- Easy to use, granular menu editing
- Blu-ray Disc authoring
- No support for HD DVD authoring
- Lacks interactive-menu creation
Roxio’s DVDit Pro HD disc-authoring program impresses me: It’s easy to use, and it offers fine control over the look and feel of menus. At $500 it’s not for the average user, but it is currently the only option for editing menus on BD-AV (Blu-ray) discs unless you want to step up to Sonic’s $5000 Scenarist, a program aimed at professional editors.
DVDit Pro HD provides a number of advanced features unavailable in low-end editors: It lets you add content protection, using the Advanced Access Content System (AACS), to Blu-ray Disc projects (and Content Scrambling System, or CSS, protection to DVDs); create high-def slide shows with PCM audio on Blu-ray Discs; encode video to 1080p, 1080i, and 720p; and create DLT (DVD) and CMF (Blu-ray) masters for duplication houses. Unfortunately, DVDit Pro HD lacks Scenarist’s support for interactive Blu-ray disc menus and HD DVD discs, which is especially unfortunate since HD DVD burners should be available soon. These shortcomings are deal-killers for some pros.
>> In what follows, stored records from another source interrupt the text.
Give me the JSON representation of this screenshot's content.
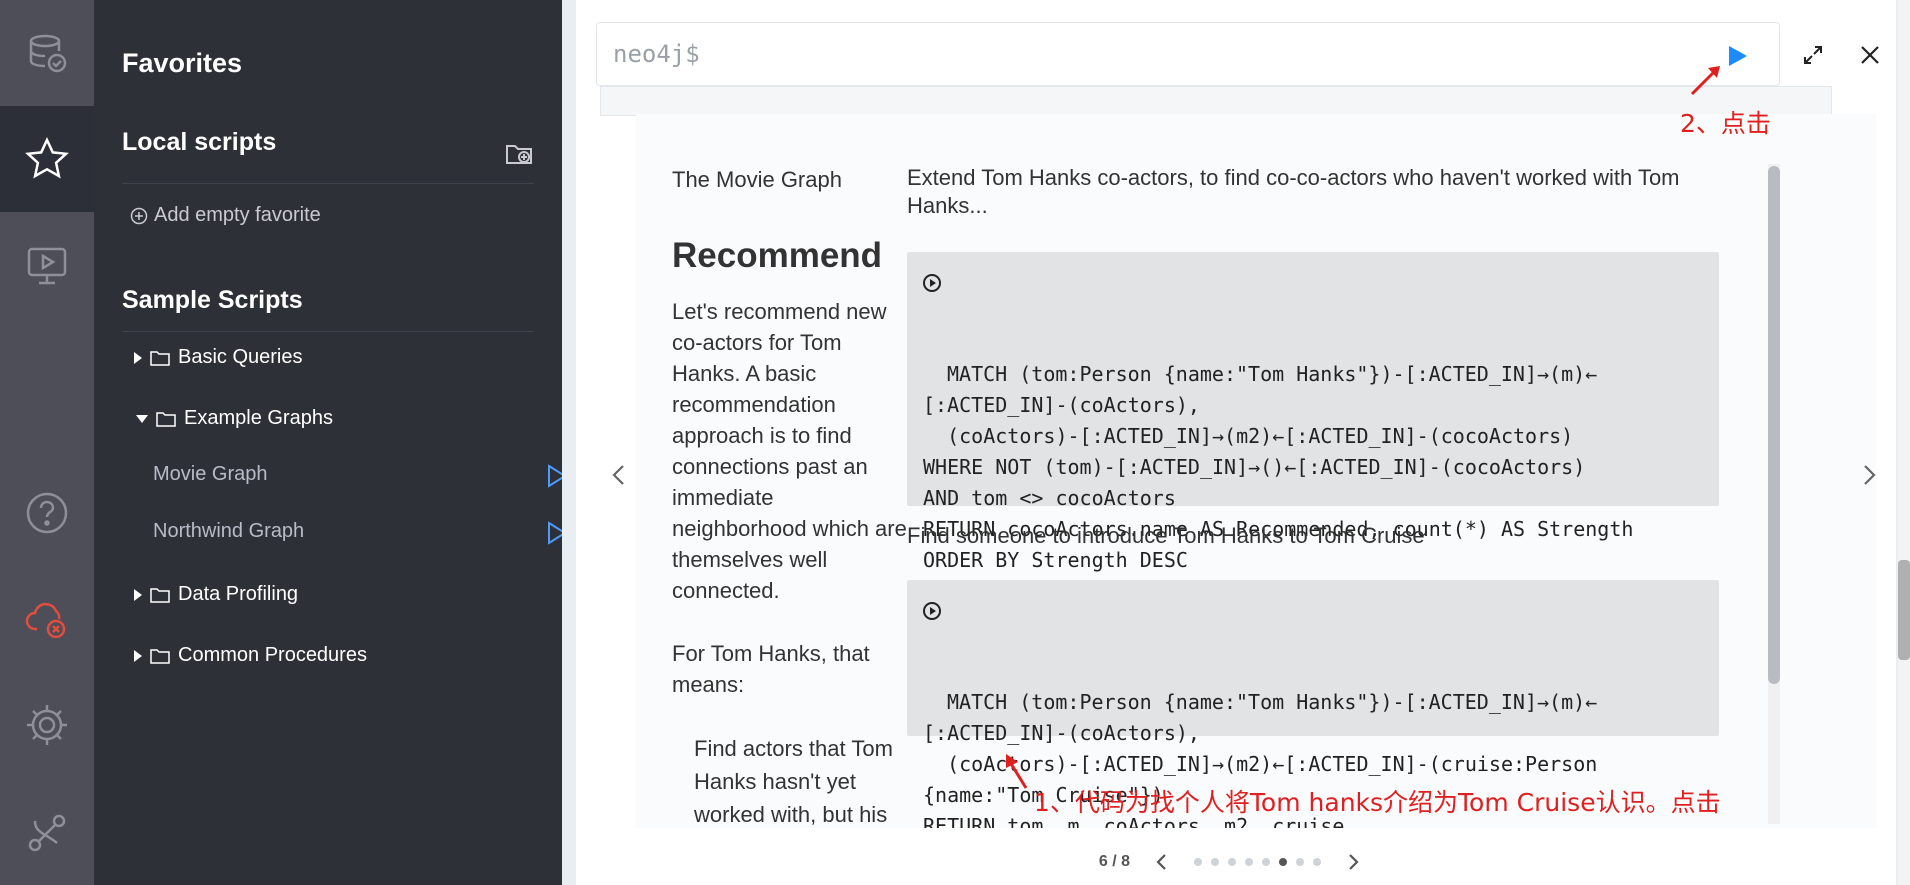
{
  "sidebar": {
    "title": "Favorites",
    "local_scripts": "Local scripts",
    "add_favorite": "Add empty favorite",
    "sample_scripts": "Sample Scripts",
    "folders": [
      {
        "label": "Basic Queries",
        "expanded": false
      },
      {
        "label": "Example Graphs",
        "expanded": true
      },
      {
        "label": "Data Profiling",
        "expanded": false
      },
      {
        "label": "Common Procedures",
        "expanded": false
      }
    ],
    "example_items": [
      {
        "label": "Movie Graph"
      },
      {
        "label": "Northwind Graph"
      }
    ]
  },
  "editor": {
    "prompt": "neo4j$"
  },
  "guide": {
    "section_title": "The Movie Graph",
    "heading": "Recommend",
    "paragraph1": "Let's recommend new co-actors for Tom Hanks. A basic recommendation approach is to find connections past an immediate neighborhood which are themselves well connected.",
    "paragraph2": "For Tom Hanks, that means:",
    "paragraph3": "Find actors that Tom Hanks hasn't yet worked with, but his",
    "intro1": "Extend Tom Hanks co-actors, to find co-co-actors who haven't worked with Tom Hanks...",
    "code1": "MATCH (tom:Person {name:\"Tom Hanks\"})-[:ACTED_IN]→(m)←\n[:ACTED_IN]-(coActors),\n  (coActors)-[:ACTED_IN]→(m2)←[:ACTED_IN]-(cocoActors)\nWHERE NOT (tom)-[:ACTED_IN]→()←[:ACTED_IN]-(cocoActors)\nAND tom <> cocoActors\nRETURN cocoActors.name AS Recommended, count(*) AS Strength\nORDER BY Strength DESC",
    "intro2": "Find someone to introduce Tom Hanks to Tom Cruise",
    "code2": "MATCH (tom:Person {name:\"Tom Hanks\"})-[:ACTED_IN]→(m)←\n[:ACTED_IN]-(coActors),\n  (coActors)-[:ACTED_IN]→(m2)←[:ACTED_IN]-(cruise:Person\n{name:\"Tom Cruise\"})\nRETURN tom, m, coActors, m2, cruise"
  },
  "pagination": {
    "label": "6 / 8",
    "total": 8,
    "current": 6
  },
  "annotations": {
    "step1": "1、代码为找个人将Tom hanks介绍为Tom Cruise认识。点击",
    "step2": "2、点击",
    "color": "#e02020"
  },
  "colors": {
    "accent": "#1a8cff",
    "sidebar_bg": "#2e3038",
    "rail_bg": "#4d4e57",
    "error": "#e24d3f"
  },
  "icons": [
    "database-icon",
    "star-icon",
    "monitor-play-icon",
    "help-icon",
    "cloud-disconnected-icon",
    "gear-icon",
    "plugin-icon",
    "play-icon",
    "expand-icon",
    "close-icon"
  ]
}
The program’s interface, easy to learn and use, is borrowed largely from Scenarist, to great effect. Unlike “beginner-friendly” approaches, the interface doesn’t force you into a workflow. You can tweak any part of your creation at any time. You can create menus with the included templates, use your own images to make custom templates, or create a menu in Adobe Photoshop and import it. The interface is less obtuse than that of Adobe’s Premiere and Encore DVD (neither of which currently supports Blu-ray), yet it still allows you complete control over the placement of menu components. A handy project window lets you easily track menus, video, and playlists, and a simulation window allows you to preview your project before burning it. The interface has some oddities, such as the inability to select multiple titles in a project for deletion, but by and large the authoring process doesn’t get much more efficient.
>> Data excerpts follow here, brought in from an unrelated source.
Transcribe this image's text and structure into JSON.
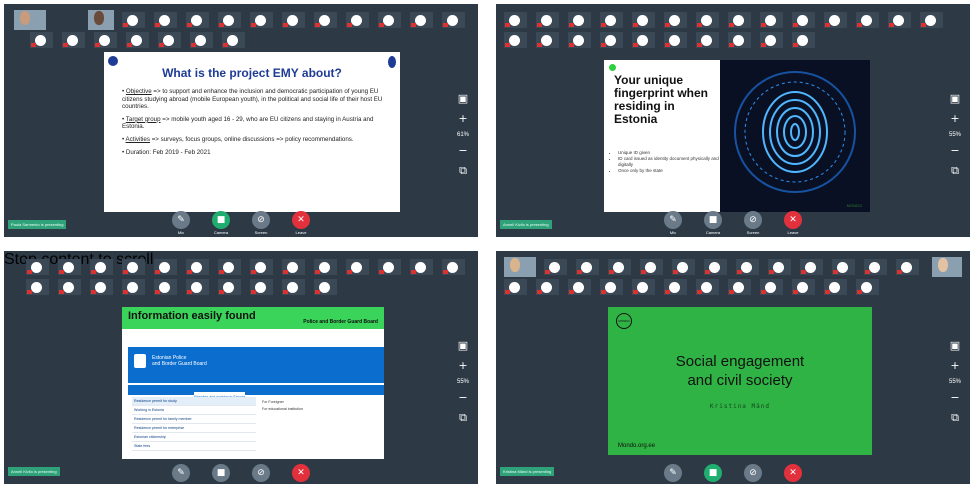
{
  "panels": [
    {
      "zoom": "61%",
      "status": "Paula Sarmento is presenting",
      "controls": [
        "Mic",
        "Camera",
        "Screen",
        "Leave"
      ],
      "slide": {
        "title": "What is the project EMY about?",
        "bullets": [
          {
            "label": "Objective",
            "text": " => to support and enhance the inclusion and democratic participation of young EU citizens studying abroad (mobile European youth), in the political and social life of their host EU countries."
          },
          {
            "label": "Target group",
            "text": " => mobile youth aged 16 - 29, who are EU citizens and staying in Austria and Estonia."
          },
          {
            "label": "Activities",
            "text": " => surveys, focus groups, online discussions => policy recommendations."
          },
          {
            "label": "",
            "text": "Duration: Feb 2019 - Feb 2021"
          }
        ]
      }
    },
    {
      "zoom": "55%",
      "status": "Anneli Kivilo is presenting",
      "controls": [
        "Mic",
        "Camera",
        "Screen",
        "Leave"
      ],
      "slide": {
        "title": "Your unique fingerprint when residing in Estonia",
        "bullets": [
          "Unique ID given",
          "ID card issued as identity document physically and digitally",
          "Once only by the state"
        ],
        "logo": "MONDO"
      }
    },
    {
      "zoom": "55%",
      "status": "Anneli Kivilo is presenting",
      "tooltip": "Stop content to scroll",
      "slide": {
        "title": "Information easily found",
        "subtitle": "Police and Border Guard Board",
        "site_name_1": "Estonian Police",
        "site_name_2": "and Border Guard Board",
        "nav": [
          "About",
          "Documents and permits",
          "Residing and working in Estonia",
          "Police work",
          "Borders and sea",
          "Locations",
          "Contact details"
        ],
        "menu": [
          "Residence permit for study",
          "Working in Estonia",
          "Residence permit for family member",
          "Residence permit for enterprise",
          "Estonian citizenship",
          "State fees"
        ],
        "right_links": [
          "For Foreigner",
          "For educational institution"
        ]
      }
    },
    {
      "zoom": "55%",
      "status": "Kristina Mänd is presenting",
      "slide": {
        "logo": "MONDO",
        "title_line1": "Social engagement",
        "title_line2": "and civil society",
        "speaker": "Kristina Mänd",
        "site": "Mondo.org.ee"
      }
    }
  ]
}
Don’t go near this program with anything less than a top-of-the-line CPU and 1GB of memory, though: DVDit Pro HD is a memory hog that takes its time with everything–forget multitasking while this program is processing video. For some reason it also redrew my XP desktop with each element it loaded at startup; I also managed to crash the program once by simply editing the text of a menu item.
At the moment DVDit Pro HD is the only remotely affordable option for video authors who need Blu-ray Disc menu editing (the $299 DVDit Pro writes DVD masters). Despite its lack of interactive menus and HD DVD authoring, DVDit Pro HD works well. As a $199 upgrade from eligible versions of MyDVD or Easy Media Creator, it’s an attractive step up, but most users will be fine with the rudimentary BD-AV menus and DVD authoring of cheaper products such as Roxio’s own Easy Media Creator or Ulead’s DVD MovieFactory.